Kein unternehmerisches Risiko

Ein weiteres Kriterium war das unternehmerische Risiko. Wer selbstständig ist, trägt typischerweise ein gewisses Risiko, etwa durch Investitionen oder schwankende Einnahmen. Auch hier sah das Gericht keine echte Selbstständigkeit: Zwar mussten die Kontrolleure kleinere Hilfsmaterialien auf eigene Kosten besorgen, erhielten aber ein pauschales Honorar pro durchgeführter Kontrolle – unabhängig vom Aufwand oder vom Ergebnis.

Mein Tipp: Genau prüfen

Als Personalrat sollten Sie genau hinschauen, wenn Beschäftigte als „freie Mitarbeiter“ geführt werden. Denn bei einer fehlerhaften Einordnung drohen empfindliche finanzielle Konsequenzen – nicht nur für Ihre Dienststelle, sondern auch für die betroffenen Personen, etwa bei der Altersvorsorge oder im Krankheitsfall. Außerdem haben Sie als Personalrat bei Arbeitnehmerinnen und Arbeitnehmern Mitbestimmungsrechte.

Fragen Sie sich:

  • Können die freien Mitarbeiter wirklich frei über Zeit, Ort und Art ihrer Tätigkeit entscheiden?
  • Tragen sie ein echtes unternehmerisches Risiko?
  • Sind sie in die Abläufe eingebunden – oder arbeiten sie unabhängig?

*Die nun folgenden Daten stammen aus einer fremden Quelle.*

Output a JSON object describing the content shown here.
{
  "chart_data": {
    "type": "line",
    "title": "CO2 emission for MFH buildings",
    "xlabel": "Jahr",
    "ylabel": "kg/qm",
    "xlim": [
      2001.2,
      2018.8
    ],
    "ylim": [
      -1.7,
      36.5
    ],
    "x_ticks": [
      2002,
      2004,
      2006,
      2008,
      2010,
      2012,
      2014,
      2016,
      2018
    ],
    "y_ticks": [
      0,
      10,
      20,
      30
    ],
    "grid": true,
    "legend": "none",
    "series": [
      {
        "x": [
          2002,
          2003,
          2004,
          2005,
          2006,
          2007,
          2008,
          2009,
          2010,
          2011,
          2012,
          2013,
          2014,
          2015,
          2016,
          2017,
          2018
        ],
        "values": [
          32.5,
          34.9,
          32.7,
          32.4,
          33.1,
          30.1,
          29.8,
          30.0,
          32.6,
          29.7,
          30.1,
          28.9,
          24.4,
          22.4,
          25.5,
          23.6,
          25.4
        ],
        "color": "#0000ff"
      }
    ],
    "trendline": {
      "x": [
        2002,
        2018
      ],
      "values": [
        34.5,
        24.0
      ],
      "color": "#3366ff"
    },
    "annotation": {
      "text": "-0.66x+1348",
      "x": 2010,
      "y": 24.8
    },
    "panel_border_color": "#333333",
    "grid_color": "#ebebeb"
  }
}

Wenn Sie Zweifel haben, sprechen Sie mit Ihrer Dienststellenleitung und ziehen Sie gegebenenfalls sogar eine rechtliche oder fachliche Beratung hinzu. In vielen Fällen kann auch ein Statusfeststellungsverfahren bei der Deutschen Rentenversicherung helfen, Klarheit zu schaffen. So lassen sich hohe Nachforderungen und spätere Konflikte vermeiden.

Achten Sie dabei auch auf die „weichen“ Signale im Arbeitsalltag: Wenn etwa regelmäßig dieselben Personen in Dienstpläne eingetragen werden, an Teambesprechungen teilnehmen oder durchgängig dieselben Aufgaben übernehmen, spricht viel für eine abhängige Beschäftigung. Auch die Nutzung dienstlicher E-Mail-Adressen, Arbeitskleidung oder IT-Systeme kann auf eine Eingliederung hinweisen. Auch der Gleichbehandlungsgrundsatz spielt eine Rolle. Wer dauerhaft dieselbe Arbeit leistet wie fest angestellte Kolleginnen und Kollegen, sollte auch dieselben arbeitsrechtlichen Standards genießen – einschließlich sozialer Absicherung.